For enclosed boats designed for multiday boating excursions, you’ll have more ample storage still for keeping clothes, shoes, and everyday essentials safe from the water. 

Passenger Capacity

A personal watercraft, at the very least, is made for a single passenger. At most, these vessels can carry four people.

PWC models with such a high passenger capacity are uncommon, though. More than likely, most personal watercraft you see will be able to carry two people, maybe three tops.

The passenger capacity of a boat varies by a huge degree. 

Some boats are more intimate and only allow for two or three people including the driver.
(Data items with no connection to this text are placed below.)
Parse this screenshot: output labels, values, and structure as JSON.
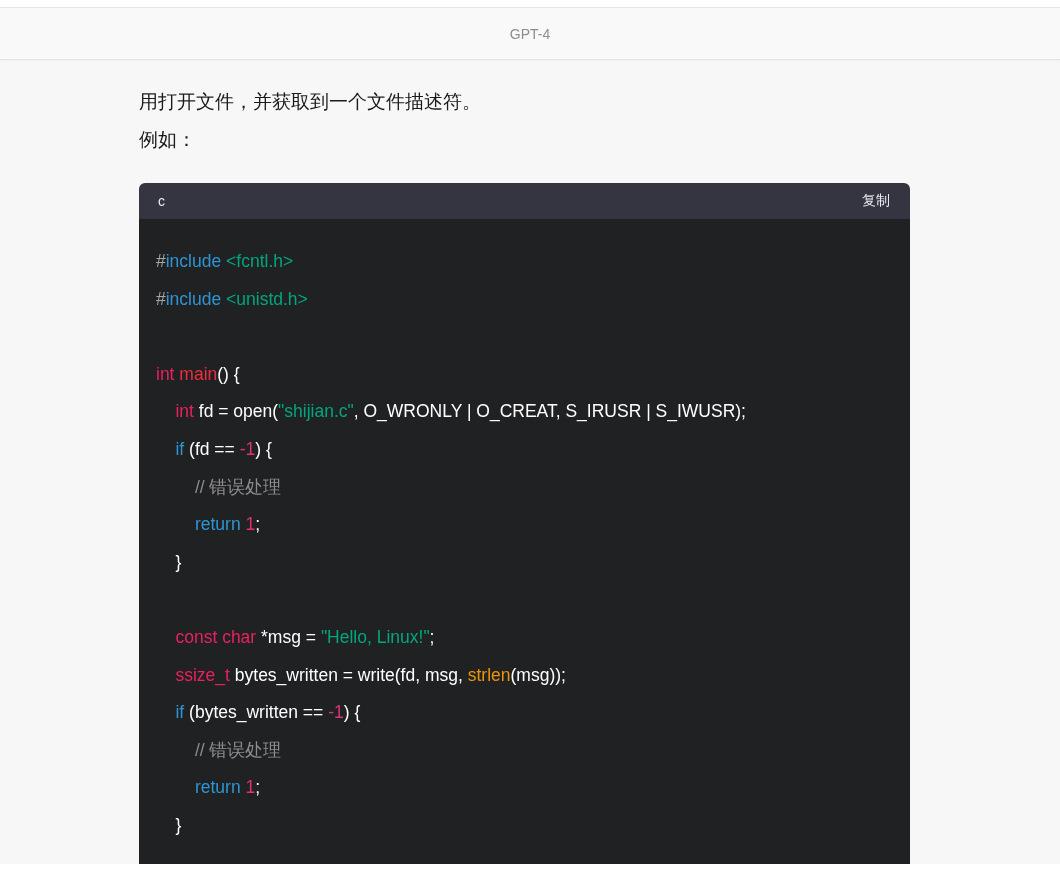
{
  "header": {
    "title": "GPT-4"
  },
  "message": {
    "paragraphs": [
      "用打开文件，并获取到一个文件描述符。",
      "例如："
    ],
    "code_block": {
      "language": "c",
      "copy_label": "复制",
      "lines": [
        {
          "kind": "code",
          "tokens": [
            {
              "kind": "pre",
              "text": "#"
            },
            {
              "kind": "kw",
              "text": "include"
            },
            {
              "kind": "str",
              "text": " <fcntl.h>"
            }
          ]
        },
        {
          "kind": "code",
          "tokens": [
            {
              "kind": "pre",
              "text": "#"
            },
            {
              "kind": "kw",
              "text": "include"
            },
            {
              "kind": "str",
              "text": " <unistd.h>"
            }
          ]
        },
        {
          "kind": "blank"
        },
        {
          "kind": "code",
          "tokens": [
            {
              "kind": "type",
              "text": "int"
            },
            {
              "kind": "fn",
              "text": " main"
            },
            {
              "kind": "plain",
              "text": "() {"
            }
          ]
        },
        {
          "kind": "code",
          "tokens": [
            {
              "kind": "type",
              "text": "    int"
            },
            {
              "kind": "plain",
              "text": " fd = open("
            },
            {
              "kind": "str",
              "text": "\"shijian.c\""
            },
            {
              "kind": "plain",
              "text": ", O_WRONLY | O_CREAT, S_IRUSR | S_IWUSR);"
            }
          ]
        },
        {
          "kind": "code",
          "tokens": [
            {
              "kind": "kw",
              "text": "    if"
            },
            {
              "kind": "plain",
              "text": " (fd == "
            },
            {
              "kind": "num",
              "text": "-1"
            },
            {
              "kind": "plain",
              "text": ") {"
            }
          ]
        },
        {
          "kind": "code",
          "tokens": [
            {
              "kind": "com",
              "text": "        // 错误处理"
            }
          ]
        },
        {
          "kind": "code",
          "tokens": [
            {
              "kind": "kw",
              "text": "        return"
            },
            {
              "kind": "num",
              "text": " 1"
            },
            {
              "kind": "plain",
              "text": ";"
            }
          ]
        },
        {
          "kind": "code",
          "tokens": [
            {
              "kind": "plain",
              "text": "    }"
            }
          ]
        },
        {
          "kind": "blank"
        },
        {
          "kind": "code",
          "tokens": [
            {
              "kind": "type",
              "text": "    const char"
            },
            {
              "kind": "plain",
              "text": " *msg = "
            },
            {
              "kind": "str",
              "text": "\"Hello, Linux!\""
            },
            {
              "kind": "plain",
              "text": ";"
            }
          ]
        },
        {
          "kind": "code",
          "tokens": [
            {
              "kind": "type",
              "text": "    ssize_t"
            },
            {
              "kind": "plain",
              "text": " bytes_written = write(fd, msg, "
            },
            {
              "kind": "builtin",
              "text": "strlen"
            },
            {
              "kind": "plain",
              "text": "(msg));"
            }
          ]
        },
        {
          "kind": "code",
          "tokens": [
            {
              "kind": "kw",
              "text": "    if"
            },
            {
              "kind": "plain",
              "text": " (bytes_written == "
            },
            {
              "kind": "num",
              "text": "-1"
            },
            {
              "kind": "plain",
              "text": ") {"
            }
          ]
        },
        {
          "kind": "code",
          "tokens": [
            {
              "kind": "com",
              "text": "        // 错误处理"
            }
          ]
        },
        {
          "kind": "code",
          "tokens": [
            {
              "kind": "kw",
              "text": "        return"
            },
            {
              "kind": "num",
              "text": " 1"
            },
            {
              "kind": "plain",
              "text": ";"
            }
          ]
        },
        {
          "kind": "code",
          "tokens": [
            {
              "kind": "plain",
              "text": "    }"
            }
          ]
        }
      ]
    }
  }
}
Other boats can easily carry groups of between four and eight people.

The biggest boats may easily be able to transport a dozen people. 


When it comes to maintaining your vessel, is that easier to do with a boat or a personal watercraft?
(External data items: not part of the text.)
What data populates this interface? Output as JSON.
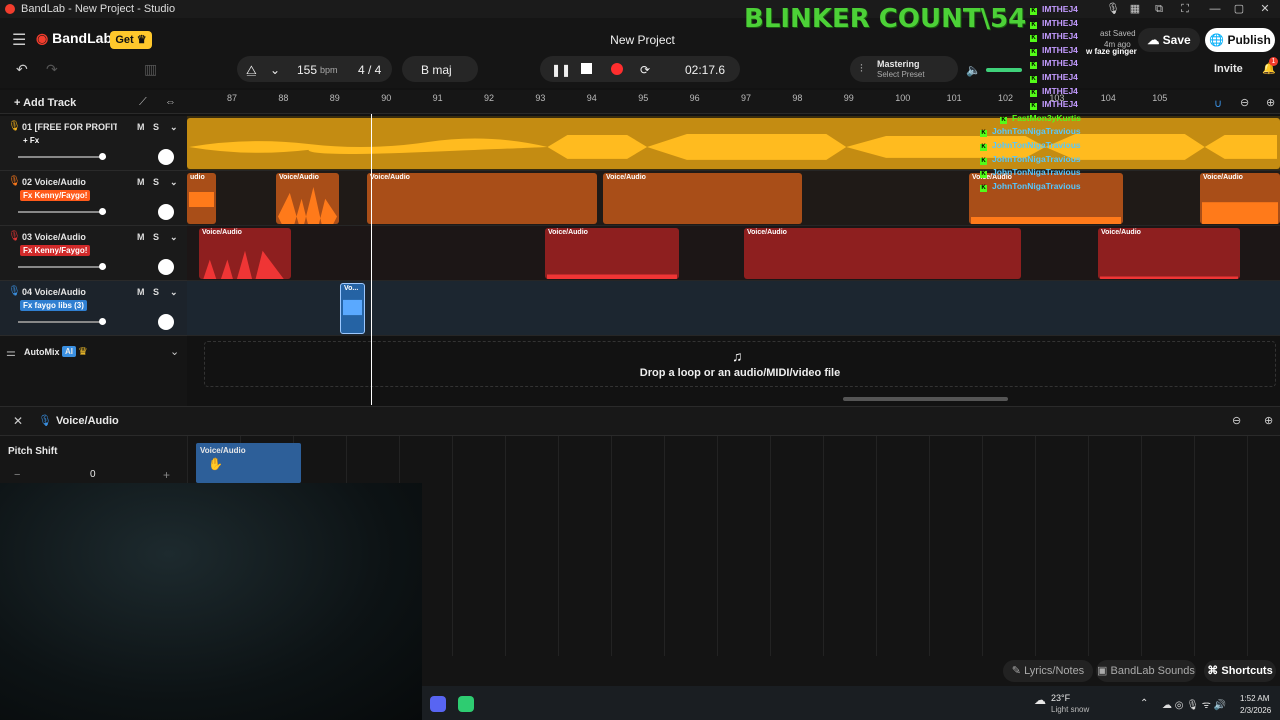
{
  "window": {
    "title": "BandLab - New Project - Studio",
    "min": "—",
    "max": "▢",
    "close": "✕"
  },
  "header": {
    "logo": "BandLab",
    "get_label": "Get",
    "project_title": "New Project",
    "save_label": "Save",
    "publish_label": "Publish",
    "invite_label": "Invite",
    "notif_count": "1",
    "saved_text": "ast Saved",
    "saved_time": "4m ago"
  },
  "transport": {
    "tempo": "155",
    "tempo_unit": "bpm",
    "time_sig": "4 / 4",
    "key": "B maj",
    "time": "02:17.6",
    "mastering_title": "Mastering",
    "mastering_sub": "Select Preset"
  },
  "ruler": {
    "add_track": "Add Track",
    "bars": [
      "87",
      "88",
      "89",
      "90",
      "91",
      "92",
      "93",
      "94",
      "95",
      "96",
      "97",
      "98",
      "99",
      "100",
      "101",
      "102",
      "103",
      "104",
      "105"
    ]
  },
  "tracks": [
    {
      "name": "01  [FREE FOR PROFIT] ...",
      "fx": "+ Fx",
      "color": "#f5b21a",
      "m": "M",
      "s": "S"
    },
    {
      "name": "02  Voice/Audio",
      "fx": "Fx  Kenny/Faygo!",
      "color": "#ff7a1a",
      "m": "M",
      "s": "S"
    },
    {
      "name": "03  Voice/Audio",
      "fx": "Fx  Kenny/Faygo!",
      "color": "#e23434",
      "m": "M",
      "s": "S"
    },
    {
      "name": "04  Voice/Audio",
      "fx": "Fx  faygo libs (3)",
      "color": "#3a8fe0",
      "m": "M",
      "s": "S"
    }
  ],
  "clip_label": "Voice/Audio",
  "clip_label_short": "Vo...",
  "clip_fragment": "udio",
  "automix": {
    "label": "AutoMix",
    "badge": "AI"
  },
  "drop_text": "Drop a loop or an audio/MIDI/video file",
  "editor": {
    "track": "Voice/Audio",
    "param": "Pitch Shift",
    "value": "0",
    "minus": "−",
    "plus": "+",
    "clip": "Voice/Audio"
  },
  "bottom": {
    "lyrics": "Lyrics/Notes",
    "sounds": "BandLab Sounds",
    "shortcuts": "Shortcuts"
  },
  "taskbar": {
    "temp": "23°F",
    "weather": "Light snow",
    "time": "1:52 AM",
    "date": "2/3/2026"
  },
  "overlay": {
    "blinker": "BLINKER COUNT\\54",
    "chat": [
      {
        "user": "IMTHEJ4",
        "color": "#c39bff"
      },
      {
        "user": "IMTHEJ4",
        "color": "#c39bff"
      },
      {
        "user": "IMTHEJ4",
        "color": "#c39bff"
      },
      {
        "user": "IMTHEJ4",
        "color": "#c39bff"
      },
      {
        "user": "IMTHEJ4",
        "color": "#c39bff"
      },
      {
        "user": "IMTHEJ4",
        "color": "#c39bff"
      },
      {
        "user": "IMTHEJ4",
        "color": "#c39bff"
      },
      {
        "user": "IMTHEJ4",
        "color": "#c39bff"
      },
      {
        "user": "FastMon3yKurtis",
        "color": "#53fc18"
      },
      {
        "user": "JohnTonNigaTravious",
        "color": "#56c7ff"
      },
      {
        "user": "JohnTonNigaTravious",
        "color": "#56c7ff"
      },
      {
        "user": "JohnTonNigaTravious",
        "color": "#56c7ff"
      },
      {
        "user": "JohnTonNigaTravious",
        "color": "#56c7ff"
      },
      {
        "user": "JohnTonNigaTravious",
        "color": "#56c7ff"
      }
    ],
    "chat_msg": "w faze ginger"
  }
}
While I would say that depends on the size of the boat, a PWC is generally the easier to maintain of the two. 

The internal mechanisms that drive a personal watercraft are less complex than that of a boat, which makes the PWC easier to understand and thus personally upkeep. 

A personal watercraft such as a jet ski is also often smaller than a boat as well. With fewer parts in general, be those moving or unmoving parts, you won’t spend as much time or as much money on maintenance.

Offseason Storage Options

A personal watercraft is small enough that you can lift it from the water, cover it, and store it in your garage until winter ends and the warm, long days fill the calendar again.
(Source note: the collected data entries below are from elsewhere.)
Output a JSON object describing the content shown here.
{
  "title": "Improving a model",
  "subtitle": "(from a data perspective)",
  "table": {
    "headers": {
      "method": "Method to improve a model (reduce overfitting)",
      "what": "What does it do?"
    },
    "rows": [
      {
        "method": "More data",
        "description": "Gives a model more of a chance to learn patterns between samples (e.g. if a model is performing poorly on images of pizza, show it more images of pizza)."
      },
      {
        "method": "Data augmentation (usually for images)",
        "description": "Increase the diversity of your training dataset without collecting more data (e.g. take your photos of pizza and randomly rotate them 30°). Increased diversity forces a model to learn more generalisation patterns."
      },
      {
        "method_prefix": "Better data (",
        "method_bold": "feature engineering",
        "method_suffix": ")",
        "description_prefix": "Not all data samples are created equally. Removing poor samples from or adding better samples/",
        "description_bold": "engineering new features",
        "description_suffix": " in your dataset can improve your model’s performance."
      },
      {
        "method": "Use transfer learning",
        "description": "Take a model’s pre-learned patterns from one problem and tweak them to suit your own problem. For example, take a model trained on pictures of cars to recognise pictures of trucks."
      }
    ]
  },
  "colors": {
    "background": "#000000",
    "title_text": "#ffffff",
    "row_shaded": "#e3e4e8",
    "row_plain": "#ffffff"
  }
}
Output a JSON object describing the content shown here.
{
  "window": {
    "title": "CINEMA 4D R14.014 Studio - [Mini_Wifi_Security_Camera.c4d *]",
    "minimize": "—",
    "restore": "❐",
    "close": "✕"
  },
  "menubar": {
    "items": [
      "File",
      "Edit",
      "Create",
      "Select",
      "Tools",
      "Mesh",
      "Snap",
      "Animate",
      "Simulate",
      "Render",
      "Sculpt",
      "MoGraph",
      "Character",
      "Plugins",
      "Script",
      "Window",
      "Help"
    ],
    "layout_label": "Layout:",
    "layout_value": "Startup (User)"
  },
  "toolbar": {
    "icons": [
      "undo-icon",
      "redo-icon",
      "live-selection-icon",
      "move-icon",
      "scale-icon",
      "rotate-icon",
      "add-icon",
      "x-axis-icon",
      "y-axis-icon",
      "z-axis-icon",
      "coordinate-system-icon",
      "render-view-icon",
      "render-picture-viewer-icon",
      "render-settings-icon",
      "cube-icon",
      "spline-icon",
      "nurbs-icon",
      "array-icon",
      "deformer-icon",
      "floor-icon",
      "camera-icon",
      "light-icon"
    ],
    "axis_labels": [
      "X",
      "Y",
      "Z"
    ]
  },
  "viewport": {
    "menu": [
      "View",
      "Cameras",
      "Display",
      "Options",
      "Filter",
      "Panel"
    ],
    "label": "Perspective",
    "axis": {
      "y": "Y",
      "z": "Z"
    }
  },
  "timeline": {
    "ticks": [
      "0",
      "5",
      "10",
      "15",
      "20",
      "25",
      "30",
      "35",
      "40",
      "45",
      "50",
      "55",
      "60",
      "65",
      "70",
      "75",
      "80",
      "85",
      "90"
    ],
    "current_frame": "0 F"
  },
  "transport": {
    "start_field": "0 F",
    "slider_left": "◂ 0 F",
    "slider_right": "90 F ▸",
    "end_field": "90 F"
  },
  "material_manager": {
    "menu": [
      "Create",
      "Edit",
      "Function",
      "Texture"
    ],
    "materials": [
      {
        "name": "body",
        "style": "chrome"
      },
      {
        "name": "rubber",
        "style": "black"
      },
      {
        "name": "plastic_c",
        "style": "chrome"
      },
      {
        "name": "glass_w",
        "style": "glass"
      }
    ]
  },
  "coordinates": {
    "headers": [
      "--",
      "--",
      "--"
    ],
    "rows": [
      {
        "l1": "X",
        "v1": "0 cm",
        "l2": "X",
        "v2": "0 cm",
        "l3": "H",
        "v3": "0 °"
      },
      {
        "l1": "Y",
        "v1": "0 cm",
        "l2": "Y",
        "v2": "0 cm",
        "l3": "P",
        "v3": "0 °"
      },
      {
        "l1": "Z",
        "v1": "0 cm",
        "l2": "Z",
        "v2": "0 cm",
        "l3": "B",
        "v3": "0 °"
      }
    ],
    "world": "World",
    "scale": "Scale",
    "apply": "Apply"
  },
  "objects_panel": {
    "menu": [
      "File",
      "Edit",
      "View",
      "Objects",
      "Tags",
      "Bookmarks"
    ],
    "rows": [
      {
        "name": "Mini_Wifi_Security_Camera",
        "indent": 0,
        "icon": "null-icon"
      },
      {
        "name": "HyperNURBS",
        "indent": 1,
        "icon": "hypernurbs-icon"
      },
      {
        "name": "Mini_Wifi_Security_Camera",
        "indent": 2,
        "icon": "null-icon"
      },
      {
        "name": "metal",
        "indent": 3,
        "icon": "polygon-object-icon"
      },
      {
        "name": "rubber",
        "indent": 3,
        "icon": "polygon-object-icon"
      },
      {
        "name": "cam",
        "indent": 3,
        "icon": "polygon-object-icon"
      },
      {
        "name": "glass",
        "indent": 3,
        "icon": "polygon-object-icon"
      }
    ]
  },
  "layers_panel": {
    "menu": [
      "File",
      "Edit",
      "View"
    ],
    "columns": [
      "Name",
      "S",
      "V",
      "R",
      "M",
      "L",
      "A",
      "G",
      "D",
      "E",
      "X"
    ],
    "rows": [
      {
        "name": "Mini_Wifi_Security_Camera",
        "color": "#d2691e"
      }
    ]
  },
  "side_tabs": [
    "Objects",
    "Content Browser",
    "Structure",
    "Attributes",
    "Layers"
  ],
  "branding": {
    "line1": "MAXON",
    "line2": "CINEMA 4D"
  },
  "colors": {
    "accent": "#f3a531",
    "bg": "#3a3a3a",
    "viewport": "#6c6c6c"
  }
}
Granted, not all PWCs are that lightweight. Some weigh hundreds of pounds and others over a thousand pounds. You can’t lug those around nearly as easily.

When it comes to storing a boat, if yours is smaller, then you can follow the PWC storage method and slap a cover on the boat and stash it in your garage away from direct sunlight.

Much more often though, you’ll have to pay to keep your boat in an enclosed, climate-controlled environment.


The last significant difference between a boat and a personal watercraft is the price. 

The average cost of a new jet ski is between $5,000 and $20,000, with most buyers paying somewhere in the ballpark of $12,500. 

As for the cost of a new boat, it’s all over the map depending on the factors discussed above such as shape, size, and carrying capacity. 

Here’s a list that goes over the types of boats and their accompanying prices when bought new:

  • Yachts – $30,000 and up
  • Cabin cruisers – $100,000 to $500,000
  • Houseboats – $100,000 and up
  • Trawlers – $90,000 and up
  • Speedboats – $75,000 and up
  • Cuddy cabins – $50,000 and up
  • Fishing boats – $25,000 to $100,000
  • Deck boats – $20,000 to $50,000
  • Pontoon boats – $15,000 to $50,000
  • Sailboats – $12,000 and up
  • Bow riders – $15,000 to $50,000
  • Catamarans – $10,000 and up
  • Jon boats – $500 to $3,000

Unless you’re interested in buying a very simple boat for daytime use like a jon boat, then you’re going to pay significantly more money for a new boat than a new PWC. 

Once you get into used boats versus used watercraft, the line can become blurrier. 

Generally, older boats will sell for cheaper prices commensurate with the costs of a new jet ski.

If you want a newer used boat in better condition, you’d still end up paying more for a used boat than a used personal watercraft.